Cloning and characterization of a Ca(2+)/H(+) exchanger from the halophyte Salicornia europaea L.

The calcium ion (Ca(2+)), which functions as a second messenger, plays an important role in plants' responses to various abiotic stresses, and Ca(2+)/H(+) exchangers (CAXs) are an important part of this process. In this study, we isolated and characterized a putative Ca(2+)/H(+) exchanger gene (SeCAX3) from Salicornia europaea L., a succulent, leafless euhalophyte. The SeCAX3 open reading frame was 1368 bp long and encoded a 455-amino-acid polypeptide that showed 67.9% similarity to AtCAX3. SeCAX3 was expressed in the shoots and roots of S. europaea. Expression of SeCAX3 was up-regulated by Ca(2+), Na(+), sorbitol, Li(+), abscisic acid, and cold treatments in shoots, but down-regulated by Ca(2+), sorbitol, abscisic acid, and cold treatments in roots. When SeCAX3 was transformed into a Ca-sensitive yeast strain, the transformed cells were able to grow in the presence of 200 mM Ca(2+). Furthermore, SeCAX3 conferred drought, salt, and cold tolerance in yeast.

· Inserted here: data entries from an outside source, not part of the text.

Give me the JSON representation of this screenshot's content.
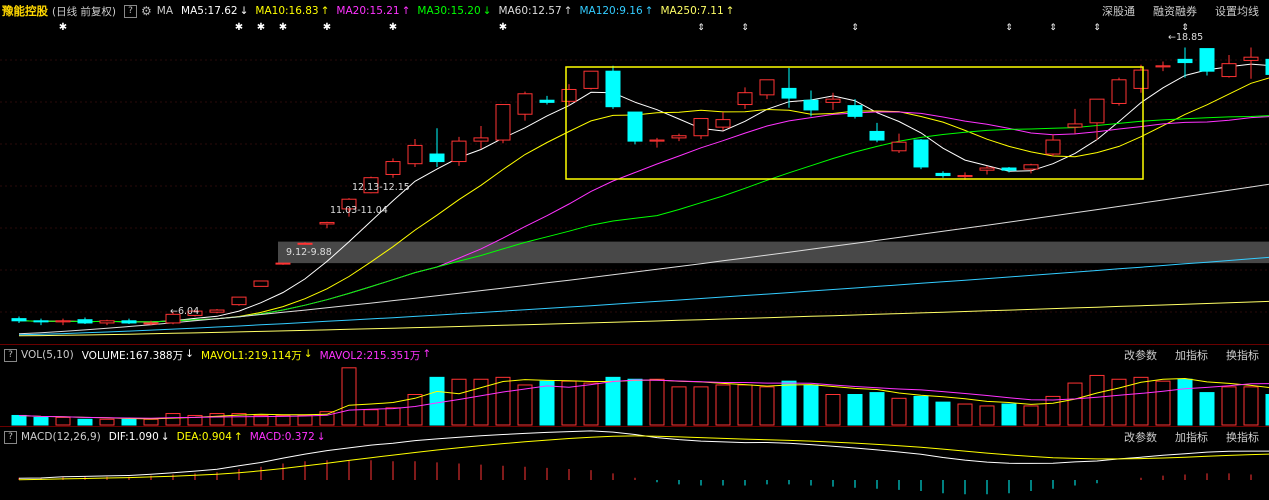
{
  "header": {
    "stock_name": "豫能控股",
    "period_label": "(日线 前复权)",
    "help_icon": "?",
    "settings_icon": "gear-icon",
    "ma_label": "MA",
    "indicators": [
      {
        "text": "MA5:17.62",
        "arrow": "↓",
        "color": "#ffffff"
      },
      {
        "text": "MA10:16.83",
        "arrow": "↑",
        "color": "#ffff00"
      },
      {
        "text": "MA20:15.21",
        "arrow": "↑",
        "color": "#ff33ff"
      },
      {
        "text": "MA30:15.20",
        "arrow": "↓",
        "color": "#00ff00"
      },
      {
        "text": "MA60:12.57",
        "arrow": "↑",
        "color": "#dddddd"
      },
      {
        "text": "MA120:9.16",
        "arrow": "↑",
        "color": "#33ccff"
      },
      {
        "text": "MA250:7.11",
        "arrow": "↑",
        "color": "#ffff66"
      }
    ],
    "right_buttons": [
      "深股通",
      "融资融券",
      "设置均线"
    ]
  },
  "volume_panel": {
    "help_icon": "?",
    "title": "VOL(5,10)",
    "items": [
      {
        "text": "VOLUME:167.388万",
        "arrow": "↓",
        "color": "#ffffff"
      },
      {
        "text": "MAVOL1:219.114万",
        "arrow": "↓",
        "color": "#ffff00"
      },
      {
        "text": "MAVOL2:215.351万",
        "arrow": "↑",
        "color": "#ff33ff"
      }
    ],
    "right_buttons": [
      "改参数",
      "加指标",
      "换指标"
    ]
  },
  "macd_panel": {
    "help_icon": "?",
    "title": "MACD(12,26,9)",
    "items": [
      {
        "text": "DIF:1.090",
        "arrow": "↓",
        "color": "#ffffff"
      },
      {
        "text": "DEA:0.904",
        "arrow": "↑",
        "color": "#ffff00"
      },
      {
        "text": "MACD:0.372",
        "arrow": "↓",
        "color": "#ff33ff"
      }
    ],
    "right_buttons": [
      "改参数",
      "加指标",
      "换指标"
    ]
  },
  "colors": {
    "up": "#ff3333",
    "down": "#00ffff",
    "highlight_box": "#ffff00",
    "range_band": "#555555"
  },
  "annotations": [
    {
      "label": "6.04",
      "type": "low"
    },
    {
      "label": "9.12-9.88",
      "type": "range"
    },
    {
      "label": "11.03-11.04",
      "type": "range"
    },
    {
      "label": "12.13-12.15",
      "type": "range"
    },
    {
      "label": "18.85",
      "type": "high"
    }
  ],
  "markers": {
    "asterisk_candles": [
      2,
      10,
      11,
      12,
      14,
      17,
      22
    ],
    "dagger_candles": [
      31,
      33,
      38,
      45,
      47,
      49,
      53
    ],
    "asterisk_glyph": "✱",
    "dagger_glyph": "⇕"
  },
  "chart_data": {
    "type": "candlestick",
    "ylim": [
      5.4,
      19.9
    ],
    "candles": [
      {
        "o": 6.3,
        "h": 6.4,
        "l": 6.1,
        "c": 6.2
      },
      {
        "o": 6.2,
        "h": 6.3,
        "l": 6.0,
        "c": 6.15
      },
      {
        "o": 6.15,
        "h": 6.3,
        "l": 6.0,
        "c": 6.2
      },
      {
        "o": 6.25,
        "h": 6.35,
        "l": 6.05,
        "c": 6.1
      },
      {
        "o": 6.1,
        "h": 6.25,
        "l": 6.0,
        "c": 6.2
      },
      {
        "o": 6.2,
        "h": 6.3,
        "l": 6.05,
        "c": 6.1
      },
      {
        "o": 6.1,
        "h": 6.2,
        "l": 6.0,
        "c": 6.1
      },
      {
        "o": 6.1,
        "h": 6.6,
        "l": 6.04,
        "c": 6.5
      },
      {
        "o": 6.45,
        "h": 6.7,
        "l": 6.4,
        "c": 6.65
      },
      {
        "o": 6.6,
        "h": 6.75,
        "l": 6.55,
        "c": 6.7
      },
      {
        "o": 6.95,
        "h": 7.3,
        "l": 6.9,
        "c": 7.3
      },
      {
        "o": 7.8,
        "h": 8.05,
        "l": 7.8,
        "c": 8.05
      },
      {
        "o": 8.85,
        "h": 8.88,
        "l": 8.8,
        "c": 8.88
      },
      {
        "o": 9.78,
        "h": 9.85,
        "l": 9.76,
        "c": 9.8
      },
      {
        "o": 10.7,
        "h": 10.8,
        "l": 10.5,
        "c": 10.77
      },
      {
        "o": 11.4,
        "h": 11.9,
        "l": 11.04,
        "c": 11.85
      },
      {
        "o": 12.15,
        "h": 12.9,
        "l": 12.13,
        "c": 12.85
      },
      {
        "o": 13.0,
        "h": 13.75,
        "l": 12.85,
        "c": 13.6
      },
      {
        "o": 13.5,
        "h": 14.65,
        "l": 13.35,
        "c": 14.35
      },
      {
        "o": 13.95,
        "h": 15.15,
        "l": 13.35,
        "c": 13.6
      },
      {
        "o": 13.6,
        "h": 14.75,
        "l": 13.4,
        "c": 14.55
      },
      {
        "o": 14.55,
        "h": 15.25,
        "l": 14.2,
        "c": 14.7
      },
      {
        "o": 14.6,
        "h": 16.25,
        "l": 14.45,
        "c": 16.25
      },
      {
        "o": 15.8,
        "h": 16.85,
        "l": 15.5,
        "c": 16.75
      },
      {
        "o": 16.45,
        "h": 16.65,
        "l": 16.25,
        "c": 16.35
      },
      {
        "o": 16.4,
        "h": 17.2,
        "l": 16.2,
        "c": 16.95
      },
      {
        "o": 17.0,
        "h": 17.8,
        "l": 16.95,
        "c": 17.8
      },
      {
        "o": 17.8,
        "h": 18.05,
        "l": 16.05,
        "c": 16.15
      },
      {
        "o": 15.9,
        "h": 15.9,
        "l": 14.4,
        "c": 14.55
      },
      {
        "o": 14.55,
        "h": 14.7,
        "l": 14.25,
        "c": 14.6
      },
      {
        "o": 14.7,
        "h": 14.9,
        "l": 14.55,
        "c": 14.8
      },
      {
        "o": 14.8,
        "h": 15.6,
        "l": 14.65,
        "c": 15.6
      },
      {
        "o": 15.2,
        "h": 15.9,
        "l": 15.05,
        "c": 15.55
      },
      {
        "o": 16.25,
        "h": 17.05,
        "l": 16.05,
        "c": 16.8
      },
      {
        "o": 16.7,
        "h": 17.4,
        "l": 16.5,
        "c": 17.4
      },
      {
        "o": 17.0,
        "h": 17.95,
        "l": 16.1,
        "c": 16.55
      },
      {
        "o": 16.45,
        "h": 16.9,
        "l": 15.7,
        "c": 16.0
      },
      {
        "o": 16.35,
        "h": 16.8,
        "l": 16.0,
        "c": 16.5
      },
      {
        "o": 16.2,
        "h": 16.5,
        "l": 15.6,
        "c": 15.7
      },
      {
        "o": 15.0,
        "h": 15.4,
        "l": 14.5,
        "c": 14.6
      },
      {
        "o": 14.1,
        "h": 14.9,
        "l": 14.0,
        "c": 14.5
      },
      {
        "o": 14.6,
        "h": 14.65,
        "l": 13.25,
        "c": 13.35
      },
      {
        "o": 13.05,
        "h": 13.15,
        "l": 12.85,
        "c": 12.95
      },
      {
        "o": 12.9,
        "h": 13.1,
        "l": 12.75,
        "c": 12.95
      },
      {
        "o": 13.2,
        "h": 13.4,
        "l": 13.0,
        "c": 13.3
      },
      {
        "o": 13.3,
        "h": 13.35,
        "l": 13.1,
        "c": 13.2
      },
      {
        "o": 13.25,
        "h": 13.5,
        "l": 13.05,
        "c": 13.45
      },
      {
        "o": 13.95,
        "h": 14.85,
        "l": 13.85,
        "c": 14.6
      },
      {
        "o": 15.2,
        "h": 16.05,
        "l": 14.9,
        "c": 15.35
      },
      {
        "o": 15.4,
        "h": 16.5,
        "l": 14.6,
        "c": 16.5
      },
      {
        "o": 16.3,
        "h": 17.5,
        "l": 16.2,
        "c": 17.4
      },
      {
        "o": 17.0,
        "h": 18.1,
        "l": 16.8,
        "c": 17.85
      },
      {
        "o": 18.0,
        "h": 18.25,
        "l": 17.8,
        "c": 18.05
      },
      {
        "o": 18.35,
        "h": 18.9,
        "l": 17.5,
        "c": 18.2
      },
      {
        "o": 18.85,
        "h": 18.85,
        "l": 17.6,
        "c": 17.8
      },
      {
        "o": 17.55,
        "h": 18.55,
        "l": 17.5,
        "c": 18.15
      },
      {
        "o": 18.3,
        "h": 18.9,
        "l": 17.45,
        "c": 18.45
      },
      {
        "o": 18.35,
        "h": 18.5,
        "l": 17.35,
        "c": 17.65
      }
    ],
    "volume": [
      0.5,
      0.4,
      0.4,
      0.3,
      0.3,
      0.3,
      0.3,
      0.6,
      0.5,
      0.6,
      0.6,
      0.5,
      0.5,
      0.5,
      0.7,
      3.0,
      0.8,
      0.9,
      1.6,
      2.5,
      2.4,
      2.4,
      2.5,
      2.1,
      2.3,
      2.3,
      2.2,
      2.5,
      2.4,
      2.4,
      2.0,
      2.0,
      2.1,
      2.1,
      2.0,
      2.3,
      2.1,
      1.6,
      1.6,
      1.7,
      1.4,
      1.5,
      1.2,
      1.1,
      1.0,
      1.1,
      1.0,
      1.5,
      2.2,
      2.6,
      2.4,
      2.5,
      2.3,
      2.4,
      1.7,
      2.0,
      2.0,
      1.6
    ],
    "macd_bars": [
      0.02,
      0.02,
      0.03,
      0.03,
      0.03,
      0.03,
      0.04,
      0.05,
      0.06,
      0.07,
      0.1,
      0.12,
      0.15,
      0.17,
      0.18,
      0.18,
      0.18,
      0.17,
      0.17,
      0.16,
      0.15,
      0.14,
      0.13,
      0.12,
      0.11,
      0.1,
      0.09,
      0.06,
      0.02,
      -0.02,
      -0.04,
      -0.05,
      -0.05,
      -0.05,
      -0.04,
      -0.04,
      -0.05,
      -0.06,
      -0.07,
      -0.08,
      -0.09,
      -0.1,
      -0.12,
      -0.13,
      -0.13,
      -0.12,
      -0.1,
      -0.08,
      -0.05,
      -0.03,
      0.0,
      0.02,
      0.04,
      0.05,
      0.06,
      0.06,
      0.05,
      0.04
    ]
  }
}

Compared with the control strains, the yeast transformants expressing SeCAX3 were able to grow well in the presence of 30 mM Li(+), 150 mM Mg(2+), or 6 mM Ba(2+). These results showed that the expression of SeCAX3 in yeast suppressed its Ca(2+) hypersensitivity and conferred tolerance to Mg(2+) and Ba(2+). Together, these findings suggest that SeCAX3 might be a Ca(2+) transporter that plays a role in regulating cation tolerance and the responses of S. europaea to various abiotic stresses.